President Obama’s decision to act unilaterally and on such a tremendous scale, taking such a large swath of potential energy out of play, is uncalled for. It also appears to be an action done out of an irrational fear that the impending presidency of Donald Trump is going to become one of widespread pillaging of public lands by energy companies, with oil rigs poking holes in wilderness areas and pipelines criss-crossing national conservation sites.

That doomsday scenario is just not likely.

What does President Obama’s decision to put an end to future Beaufort and Chukchi sea oil and gas leasing mean for Alaska?

In terms of direct revenue to the state, not much at the moment. That’s because there’s no Outer Continental Shelf drilling going on. If there were, Alaska would be receiving some income through a revenue-sharing program with the federal government, though not as much, percentage-wise, as states in the oil-producing region of the Gulf of Mexico. That’s a separate issue that Sen. Murkowski has been working on.

So what the president essentially did is rob Alaska of the potential for additional revenue, albeit revenue that would likely not be seen for many years given the lengthy amount of time it would take for an offshore lease to be brought into production. Why don’t we have offshore production now, you ask? In part because this administration, through previous actions, has never been friendly to offshore drilling in the Arctic.

The president’s decision this week also robbed Alaskans of job opportunities. The oil industry workforce has seen good employment in recent years, but that has been steadily declining along with the drop in oil prices. The Alaska Department of Labor and Workforce Development, in its October employment forecast for all industries, projects the number of jobs in the oil and gas extraction sector will fall 10 percent by 2024. Within that number, and perhaps most telling, is that drilling jobs are expected to fall 18.9 percent. The president’s decision exacerbates that.

And, although it’s an offshore production would certainly be many years distant, the additional oil flowing through the trans-Alaska oil pipeline could have a direct effect on the Fairbanks North Star Borough through property taxes. More oil in the pipeline would mean a greater assessed value of the pipeline, which in turn would mean the oil companies would be paying more in property taxes for the portion of the pipeline system located within the borough.

The law President Obama exercised is the Outer Continental Shelf Lands Act, approved in August 1953. The issue as it relates to the president’s decision focuses on a brief section under the heading “Reservation of lands and rights.” It says simply that “The President of the United States may, from time to time, withdraw from disposition any of the unleased lands of the Outer Continental Shelf.”

There’s no mention in the law about a subsequent president undoing such a predecessor’s declaration.
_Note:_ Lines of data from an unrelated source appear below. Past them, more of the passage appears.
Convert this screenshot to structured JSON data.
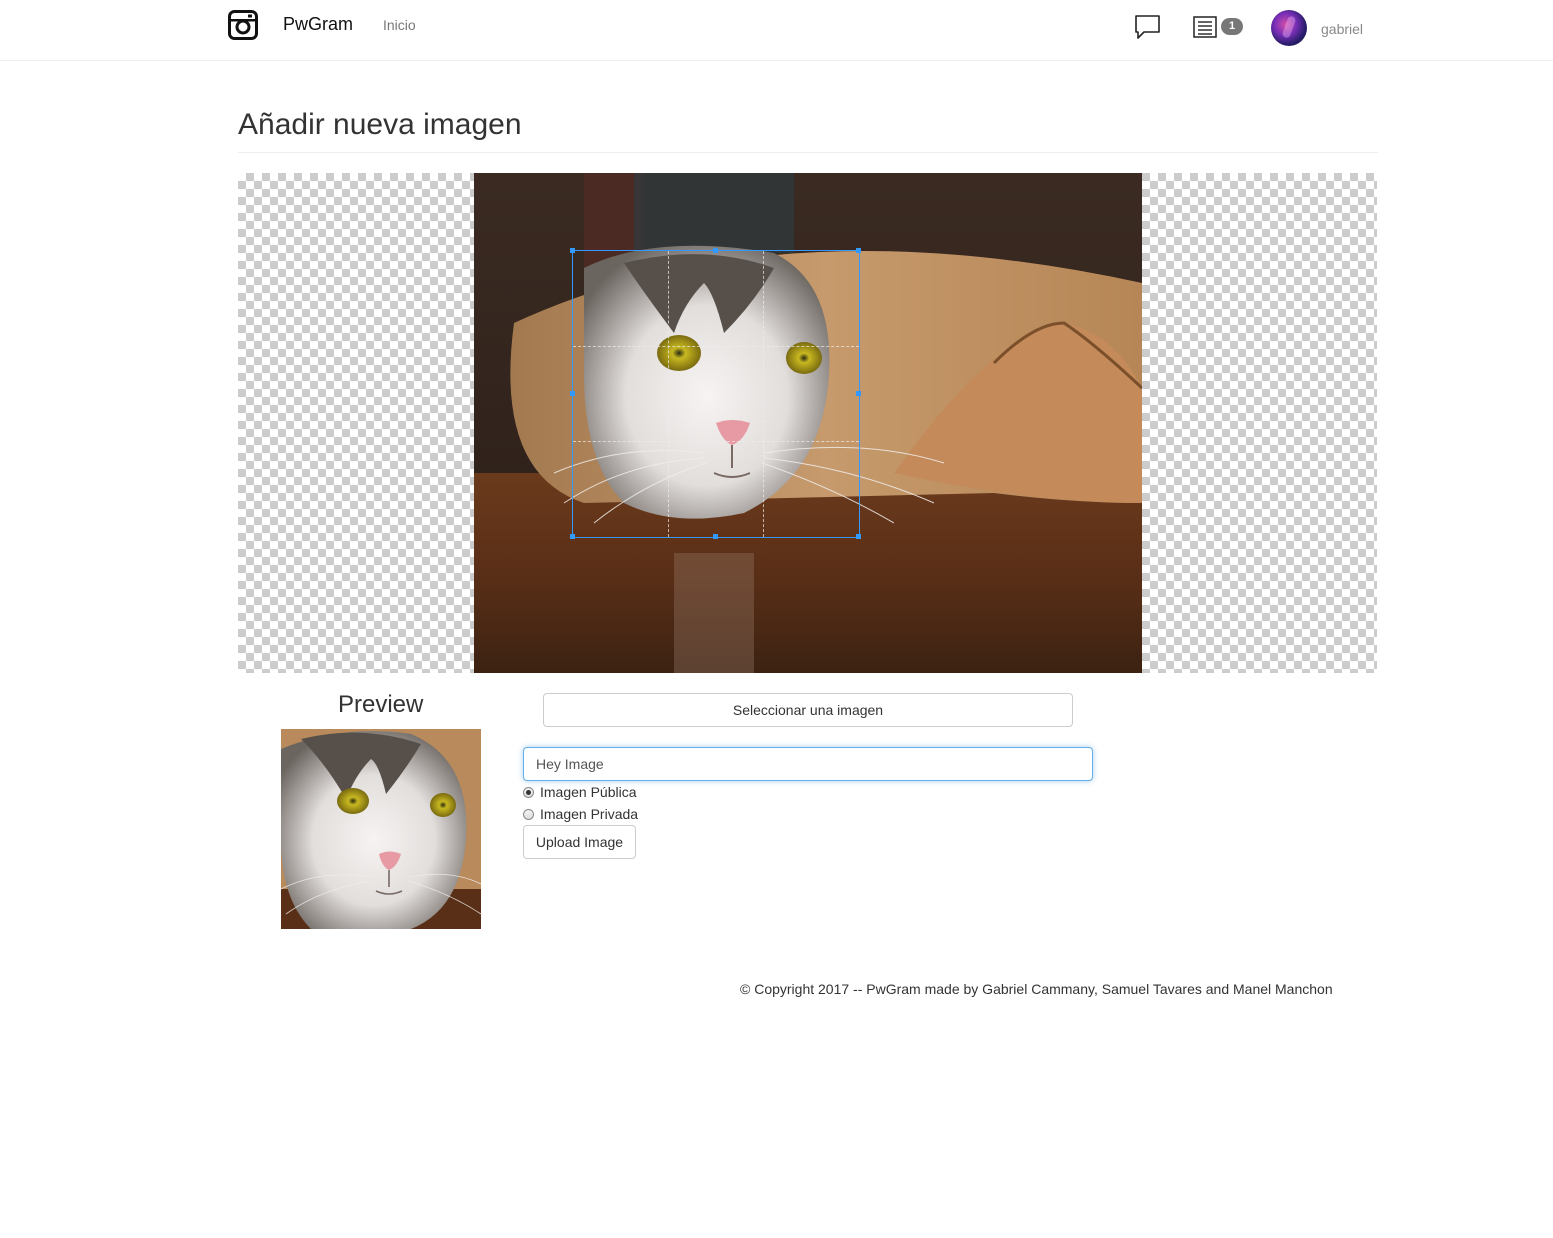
{
  "navbar": {
    "logo_icon": "instagram-camera-icon",
    "brand": "PwGram",
    "home_link": "Inicio",
    "comments_icon": "speech-bubble-icon",
    "notifications_icon": "list-icon",
    "notifications_count": "1",
    "avatar": "galaxy-avatar",
    "username": "gabriel"
  },
  "page": {
    "title": "Añadir nueva imagen"
  },
  "cropper": {
    "photo": "cat-in-paper-roll",
    "transparent_background": "checkerboard"
  },
  "preview": {
    "title": "Preview"
  },
  "form": {
    "select_image_label": "Seleccionar una imagen",
    "title_value": "Hey Image",
    "visibility_options": [
      {
        "label": "Imagen Pública",
        "checked": true
      },
      {
        "label": "Imagen Privada",
        "checked": false
      }
    ],
    "upload_label": "Upload Image"
  },
  "footer": {
    "copyright": "© Copyright 2017 -- PwGram made by Gabriel Cammany, Samuel Tavares and Manel Manchon"
  },
  "colors": {
    "accent_blue": "#3399ff",
    "badge_gray": "#777777",
    "input_focus": "#66afe9"
  }
}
Presumably the present Republican-controlled Congress could pass a law to undo it, but such an attempt would surely be subject to filibuster in the Senate. Republicans would need the help of Democrats to reach the 60-vote threshold to end the filibuster blockade.

So there will have to be another way to overturn the president’s withdrawal of the ocean acreage from the federal leasing program. But there is apparently no precedent for how to do it. Sen. Lisa Murkowski, in a recent interview with the Daily News-Miner, said, “How we can reverse this is something we are going to have to reckon with and figure out.”

Let’s hope a way to overturn the decision can be found quickly.